Their first research paper was published under the title, “Spinal Cord Stimulation Therapy for Gait Dysfunction in Advanced Parkinson’s Disease Patients (synopsis here)

Mr Alden has made such progress that he and his wife were able to vacation in Hawaii where he was able to get around unaided by a walker or other device. (supplied)

The first of several patients in these unique trials have reported great improvements in their mobility. Formerly wheelchair-bound patients have been able to walk and one even went on vacation. For others simply eliminating the danger of falling has been of great relief.

Patient Gail had difficulty and was fearful of walking as her legs would often freeze and she would fall. Two months after the procedure she was walking with confidence. Brain scans before and after showed some regeneration of dead parts of the brain connected with mobility (Lawson Research Institute)

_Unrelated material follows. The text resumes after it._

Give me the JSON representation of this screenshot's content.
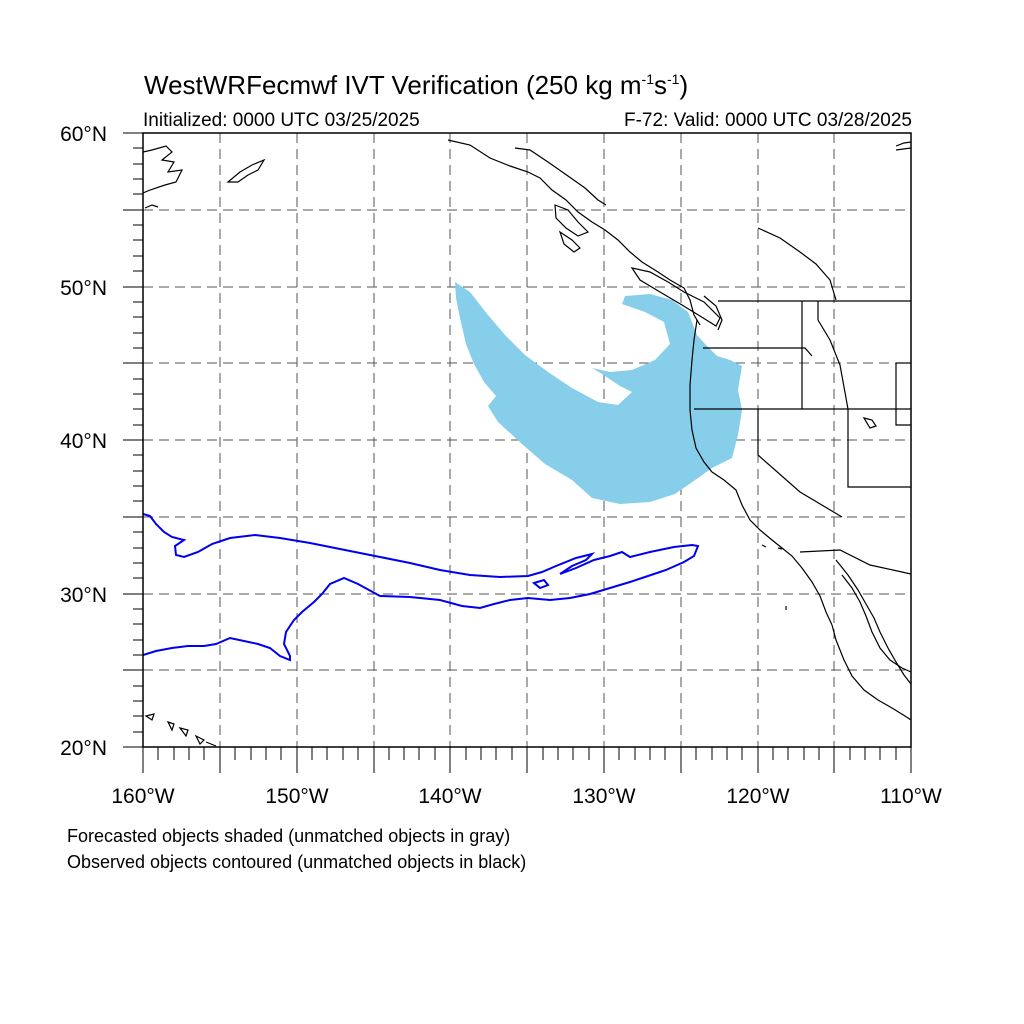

Dr Jog points out this new research is in its early stages, and it’s not a cure, however improving the quality of life for the patients is a huge benefit for them.

His team is continuing the trials with an additional group of patients and hopes that other researchers elsewhere will also begin trials towards establishment of a greater database of results and prove the hypothesis of this electro-stimulation.